Ein Mitarbeiter der Flüchtlingshilfe reißt mich aus meinen Gedanken, indem er sich in die Mitte des Kreises stellt. Er kündigt an, dass wir nun eine Menschenkette machen werden, um schweigend die Allee nach unten zu spazieren. Er spricht noch eine Weile weiter, ich verstehe allerdings nicht was, da seine Stimme im Lärm der vorbeifahrenden Autos untergeht. Auch die Frau neben mir runzelt fragend die Stirn. Dann spazieren wir los, allen voran der ältere Herr mit weißem Bart, der eben in der Mitte des Kreises gesprochen hat. Mit beiden Armen hält er ein Plakat hoch, auf dem, wie ich annehme, steht, weshalb wir hier mehr oder weniger schweigend spazieren. „Madame, kann ich Ihnen die Hand geben?“, frage ich eine sympathische, grauhaarige Frau, die lächelnd „Aber sicher.“, antwortet. Mir fällt auf, dass die meisten anderen sich bereits zu kennen scheinen – anscheinend sind viele in kleinen Gruppen oder zu zweit gekommen. Eine weitere Person, diesmal eine brünette etwa vierzigjährige, nimmt schweigend meine linke Hand und beginnt an ihr zu ziehen. Die Leute ganz vorne gehen wohl ein bisschen zu schnell für uns, die uns gerade erst auf den Weg machen. Dadurch bin ich gezwungen auch die Grauhaarige in meine Richtung zu zerren.

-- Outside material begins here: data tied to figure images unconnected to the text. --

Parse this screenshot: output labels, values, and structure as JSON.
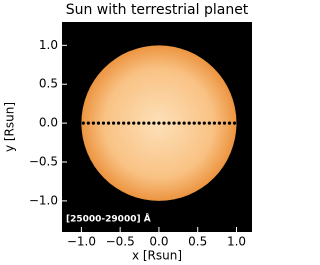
{
  "chart_data": {
    "type": "scatter",
    "title": "Sun with terrestrial planet",
    "xlabel": "x [Rsun]",
    "ylabel": "y [Rsun]",
    "annotation": "[25000-29000] Å",
    "xlim": [
      -1.25,
      1.2
    ],
    "ylim": [
      -1.4,
      1.3
    ],
    "xticks": [
      {
        "value": -1,
        "label": "−1.0"
      },
      {
        "value": -0.5,
        "label": "−0.5"
      },
      {
        "value": 0,
        "label": "0.0"
      },
      0.5,
      {
        "value": 1,
        "label": "1.0"
      }
    ],
    "yticks": [
      {
        "value": -1,
        "label": "−1.0"
      },
      {
        "value": -0.5,
        "label": "−0.5"
      },
      {
        "value": 0,
        "label": "0.0"
      },
      0.5,
      {
        "value": 1,
        "label": "1.0"
      }
    ],
    "background": "#000000",
    "disk": {
      "radius": 1,
      "color": "#f4a452"
    },
    "series": [
      {
        "color": "#000000",
        "x": [
          -0.975,
          -0.91,
          -0.845,
          -0.78,
          -0.715,
          -0.65,
          -0.585,
          -0.52,
          -0.455,
          -0.39,
          -0.325,
          -0.26,
          -0.195,
          -0.13,
          -0.065,
          0,
          0.065,
          0.13,
          0.195,
          0.26,
          0.325,
          0.39,
          0.455,
          0.52,
          0.585,
          0.65,
          0.715,
          0.78,
          0.845,
          0.91,
          0.975
        ],
        "values": [
          0,
          0,
          0,
          0,
          0,
          0,
          0,
          0,
          0,
          0,
          0,
          0,
          0,
          0,
          0,
          0,
          0,
          0,
          0,
          0,
          0,
          0,
          0,
          0,
          0,
          0,
          0,
          0,
          0,
          0,
          0
        ]
      }
    ]
  }
}
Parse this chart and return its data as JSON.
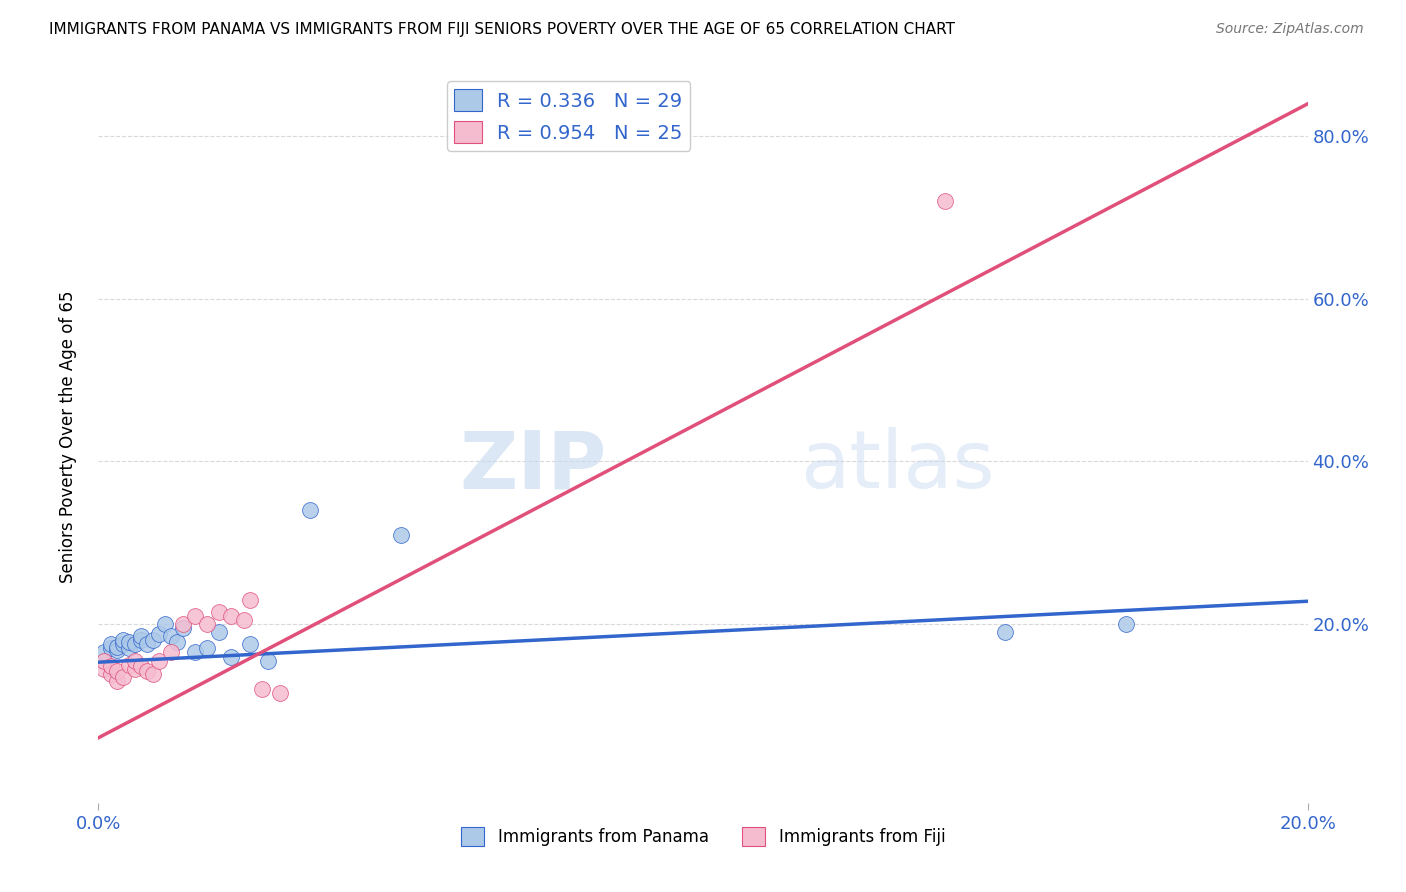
{
  "title": "IMMIGRANTS FROM PANAMA VS IMMIGRANTS FROM FIJI SENIORS POVERTY OVER THE AGE OF 65 CORRELATION CHART",
  "source": "Source: ZipAtlas.com",
  "ylabel": "Seniors Poverty Over the Age of 65",
  "legend_label_blue": "Immigrants from Panama",
  "legend_label_pink": "Immigrants from Fiji",
  "r_blue": "0.336",
  "n_blue": "29",
  "r_pink": "0.954",
  "n_pink": "25",
  "xlim": [
    0.0,
    0.2
  ],
  "ylim": [
    -0.02,
    0.88
  ],
  "xticks": [
    0.0,
    0.2
  ],
  "xtick_labels": [
    "0.0%",
    "20.0%"
  ],
  "yticks": [
    0.2,
    0.4,
    0.6,
    0.8
  ],
  "ytick_labels": [
    "20.0%",
    "40.0%",
    "60.0%",
    "80.0%"
  ],
  "background": "#ffffff",
  "watermark_part1": "ZIP",
  "watermark_part2": "atlas",
  "blue_scatter_x": [
    0.001,
    0.002,
    0.002,
    0.003,
    0.003,
    0.004,
    0.004,
    0.005,
    0.005,
    0.006,
    0.007,
    0.007,
    0.008,
    0.009,
    0.01,
    0.011,
    0.012,
    0.013,
    0.014,
    0.016,
    0.018,
    0.02,
    0.022,
    0.025,
    0.028,
    0.035,
    0.05,
    0.15,
    0.17
  ],
  "blue_scatter_y": [
    0.165,
    0.17,
    0.175,
    0.168,
    0.172,
    0.175,
    0.18,
    0.17,
    0.178,
    0.175,
    0.18,
    0.185,
    0.175,
    0.18,
    0.188,
    0.2,
    0.185,
    0.178,
    0.195,
    0.165,
    0.17,
    0.19,
    0.16,
    0.175,
    0.155,
    0.34,
    0.31,
    0.19,
    0.2
  ],
  "pink_scatter_x": [
    0.001,
    0.001,
    0.002,
    0.002,
    0.003,
    0.003,
    0.004,
    0.005,
    0.006,
    0.006,
    0.007,
    0.008,
    0.009,
    0.01,
    0.012,
    0.014,
    0.016,
    0.018,
    0.02,
    0.022,
    0.024,
    0.025,
    0.027,
    0.03,
    0.14
  ],
  "pink_scatter_y": [
    0.145,
    0.155,
    0.138,
    0.148,
    0.13,
    0.142,
    0.135,
    0.15,
    0.145,
    0.155,
    0.148,
    0.142,
    0.138,
    0.155,
    0.165,
    0.2,
    0.21,
    0.2,
    0.215,
    0.21,
    0.205,
    0.23,
    0.12,
    0.115,
    0.72
  ],
  "blue_line_x": [
    0.0,
    0.2
  ],
  "blue_line_y": [
    0.153,
    0.228
  ],
  "pink_line_x": [
    0.0,
    0.2
  ],
  "pink_line_y": [
    0.06,
    0.84
  ],
  "dot_size": 130,
  "blue_color": "#adc9e8",
  "pink_color": "#f5bcd0",
  "blue_line_color": "#3366cc",
  "pink_line_color": "#e0507a",
  "grid_color": "#d0d0d0",
  "tick_color": "#3366cc"
}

In der Mitte der Allee findet heute der Blumenmarkt statt, von dem aus uns mehrere Händler neugierig zusehen. Sie schweigen auch, zumindest während sie uns von oben bis unten mustern. Die Gäste der Restaurants zu unserer rechten scheinen uns weniger zu beachten. „Wir könnten auch die anderen Leute dazu auffordern mitzugehen!“, ruft eine Frau mit greller, hoch motivierter Stimme hinter mir. Meine Menschenketten-Nachbarin und ich zweifeln diese Idee kurz an, da wir der Meinung sind, dass die wenigsten Restaurantgäste ihren Teller stehenlassen und sich ohne zu bezahlen bei uns einbringen möchten. „Psssscht, das ist doch ein Schweigemarsch!“, rufen uns ein paar lachende Kinder zu, die auf Fahrrädern vorbeifahren. Bevor wir etwas erwidern können, sind sie auch schon verschwunden. Ich könnte und möchte ihnen auch gar nicht böse sein unsere Manifestation nicht ernst zu nehmen. Wir kommen an ein paar jungen Männern mit Gitarre vorbei, die sich am Vortag genau am selben Fleck befunden haben. Vielleicht sollten wir die auffordern mitzukommen. Ein bisschen Musik würde so einen Schweigemarsch vielleicht auflockern. Wieder spüre ich ein ungeduldiges Ziehen in meiner linken Schulter.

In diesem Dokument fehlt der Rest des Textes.